Aleisha Cramer

Personal information
- Full name: Aleisha Marie Rose
- Birth name: Aleisha Marie Cramer
- Date of birth: July 29, 1982 (age 43)
- Place of birth: Wheat Ridge, Colorado, U.S.
- Height: 5 ft 10 in (1.78 m)
- Position: Midfielder

College career
- Years: Team / Apps / (Gls)
- 2000–2003: BYU Cougars

International career
- 1998–2002: United States / 19 / (0)

= Aleisha Cramer =

American soccer player (born 1982)

Aleisha Marie Rose (born July 29, 1982) is an American former soccer midfielder and Collegiate Assistant Coach who played for Brigham Young University and the US Women's National Soccer Team.

==High school==
Cramer grew up in Lakewood, Colorado where she played for the Colorado Rush and Green Mountain High School soccer teams. She was an all-star stand-out who made regular appearances on the U16, U17 and U21 US Women's National Team. In 1998, at age 16 Cramer was called up to the US Women's National Team, the third youngest player to have ever played for the team. By the end of her senior year Cramer had become one of the top recruits in the country and was named 1999 National Gatorade HS Player of the Year.

==College==
Following her high school career, Cramer committed and played for Brigham Young University under Head Coach Jennifer Rockwood. In her four seasons as a Cougar, Cramer earned All-American honors each season and lead the Cougars to four straight NCAA Tournament appearances. Cramer notched 28 goals, 47 assists in 92 games, her 47 assists are still the school record. In her senior season the Cougars advanced to the Elite Eight where on November 23, 2003, BYU lost to #18 Connecticut 4–1

==US national team==
Cramer was the third youngest player to be called up to play for the national team. Only Mia Hamm and Kristine Lilly were younger. She made 11 appearances for the national team totaling 2 assists and 9 starts.
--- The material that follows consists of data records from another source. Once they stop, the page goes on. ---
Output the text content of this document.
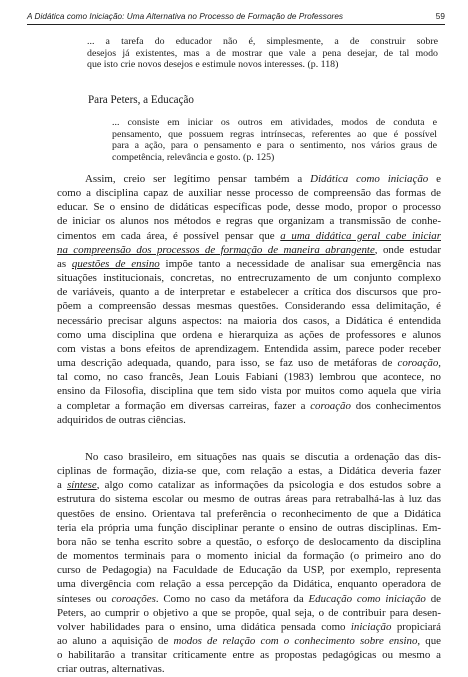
A Didática como Iniciação: Uma Alternativa no Processo de Formação de Professores	59
... a tarefa do educador não é, simplesmente, a de construir sobre
desejos já existentes, mas a de mostrar que vale a pena desejar, de tal modo
que isto crie novos desejos e estimule novos interesses. (p. 118)
Para Peters, a Educação
... consiste em iniciar os outros em atividades, modos de conduta e
pensamento, que possuem regras intrínsecas, referentes ao que é possível
para a ação, para o pensamento e para o sentimento, nos vários graus de
competência, relevância e gosto. (p. 125)
Assim, creio ser legítimo pensar também a Didática como iniciação e
como a disciplina capaz de auxiliar nesse processo de compreensão das formas de
educar. Se o ensino de didáticas específicas pode, desse modo, propor o processo
de iniciar os alunos nos métodos e regras que organizam a transmissão de conhe-
cimentos em cada área, é possível pensar que a uma didática geral cabe iniciar
na compreensão dos processos de formação de maneira abrangente, onde estudar
as questões de ensino impõe tanto a necessidade de analisar sua emergência nas
situações institucionais, concretas, no entrecruzamento de um conjunto complexo
de variáveis, quanto a de interpretar e estabelecer a crítica dos discursos que pro-
põem a compreensão dessas mesmas questões. Considerando essa delimitação, é
necessário precisar alguns aspectos: na maioria dos casos, a Didática é entendida
como uma disciplina que ordena e hierarquiza as ações de professores e alunos
com vistas a bons efeitos de aprendizagem. Entendida assim, parece poder receber
uma descrição adequada, quando, para isso, se faz uso de metáforas de coroação,
tal como, no caso francês, Jean Louis Fabiani (1983) lembrou que acontece, no
ensino da Filosofia, disciplina que tem sido vista por muitos como aquela que viria
a completar a formação em diversas carreiras, fazer a coroação dos conhecimentos
adquiridos de outras ciências.
No caso brasileiro, em situações nas quais se discutia a ordenação das dis-
ciplinas de formação, dizia-se que, com relação a estas, a Didática deveria fazer
a síntese, algo como catalizar as informações da psicologia e dos estudos sobre a
estrutura do sistema escolar ou mesmo de outras áreas para retrabalhá-las à luz das
questões de ensino. Orientava tal preferência o reconhecimento de que a Didática
teria ela própria uma função disciplinar perante o ensino de outras disciplinas. Em-
bora não se tenha escrito sobre a questão, o esforço de deslocamento da disciplina
de momentos terminais para o momento inicial da formação (o primeiro ano do
curso de Pedagogia) na Faculdade de Educação da USP, por exemplo, representa
uma divergência com relação a essa percepção da Didática, enquanto operadora de
sínteses ou coroações. Como no caso da metáfora da Educação como iniciação de
Peters, ao cumprir o objetivo a que se propõe, qual seja, o de contribuir para desen-
volver habilidades para o ensino, uma didática pensada como iniciação propiciará
ao aluno a aquisição de modos de relação com o conhecimento sobre ensino, que
o habilitarão a transitar criticamente entre as propostas pedagógicas ou mesmo a
criar outras, alternativas.
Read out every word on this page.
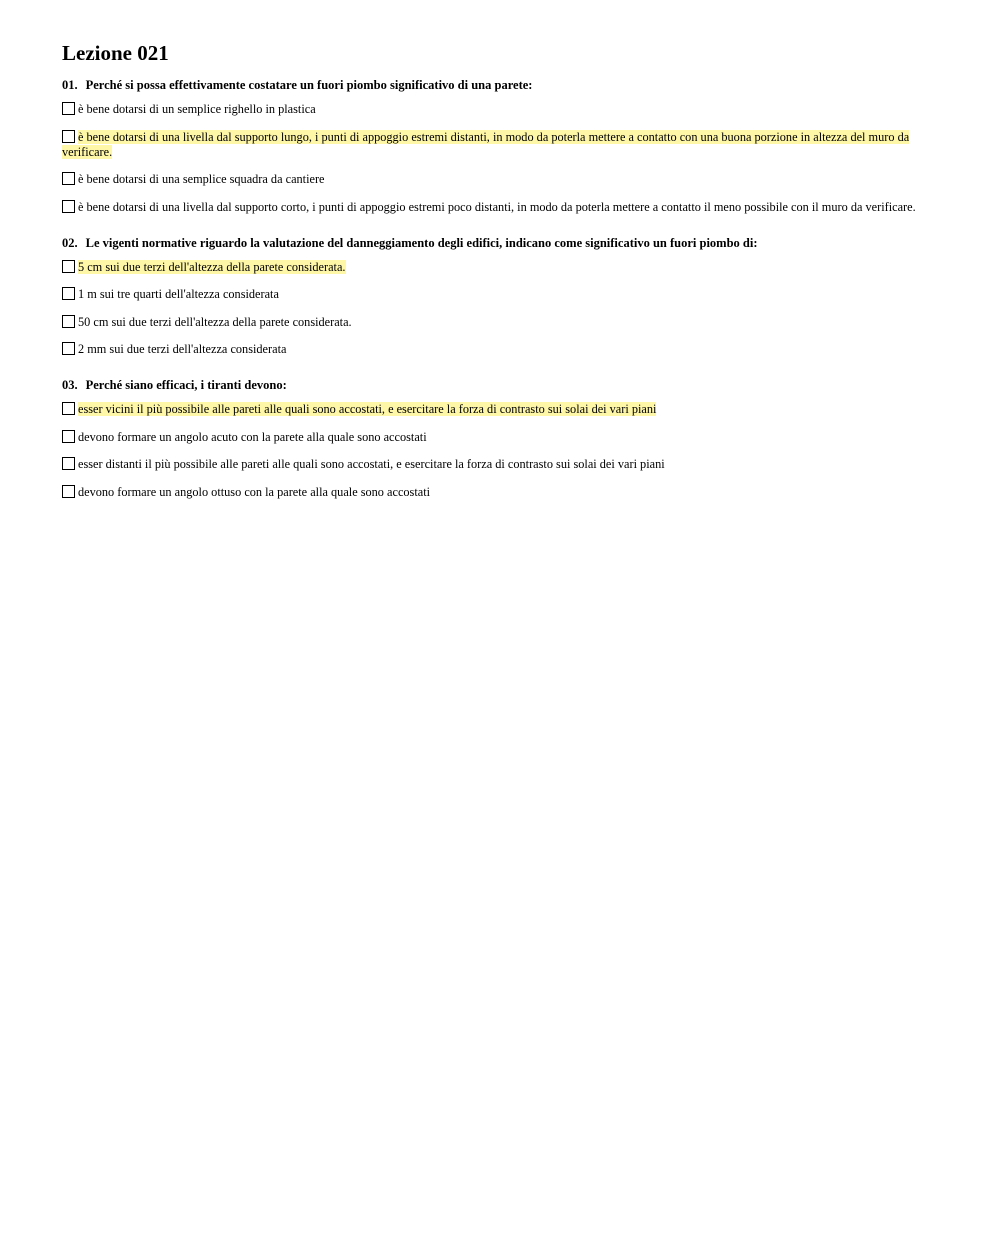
Lezione 021
01. Perché si possa effettivamente costatare un fuori piombo significativo di una parete:
è bene dotarsi di un semplice righello in plastica
è bene dotarsi di una livella dal supporto lungo, i punti di appoggio estremi distanti, in modo da poterla mettere a contatto con una buona porzione in altezza del muro da verificare.
è bene dotarsi di una semplice squadra da cantiere
è bene dotarsi di una livella dal supporto corto, i punti di appoggio estremi poco distanti, in modo da poterla mettere a contatto il meno possibile con il muro da verificare.
02. Le vigenti normative riguardo la valutazione del danneggiamento degli edifici, indicano come significativo un fuori piombo di:
5 cm sui due terzi dell'altezza della parete considerata.
1 m sui tre quarti dell'altezza considerata
50 cm sui due terzi dell'altezza della parete considerata.
2 mm sui due terzi dell'altezza considerata
03. Perché siano efficaci, i tiranti devono:
esser vicini il più possibile alle pareti alle quali sono accostati, e esercitare la forza di contrasto sui solai dei vari piani
devono formare un angolo acuto con la parete alla quale sono accostati
esser distanti il più possibile alle pareti alle quali sono accostati, e esercitare la forza di contrasto sui solai dei vari piani
devono formare un angolo ottuso con la parete alla quale sono accostati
Cramer would go back and forth between first her club team and the national teams, then between BYU and the national team. While Cramer played for BYU, April Heinrich, Cramer's national team coach, defined Cramer as,
"The [most] impactful player in women's college soccer today...She changed the game. At 19-years-of-age, that's about as good a compliment as you'll get from me without calling her the next Michael Jordan."

Cramer left the national team in the run up to the 2003 World Cup and 2004 Olympics. She continued to play at the collegiate level but never returned to the national ranks.

==Personal life==
Aleisha Cramer was raised a member of the Church of Jesus Christ of Latter-day Saints, in Lakewood, Colorado. In 2003 Cramer left the national team citing her desire to honor her faith and not play games on Sunday. This decision was a topic of discussion throughout not just among fellow members of The Church of Jesus Christ of Latter-day Saints but nationwide. Cramer stayed true to her decision and never went back to the game after finishing her BYU career. In 2004, Cramer became an assistant coach for BYU, a post she held until 2018. She currently lives in Utah and is married with three kids.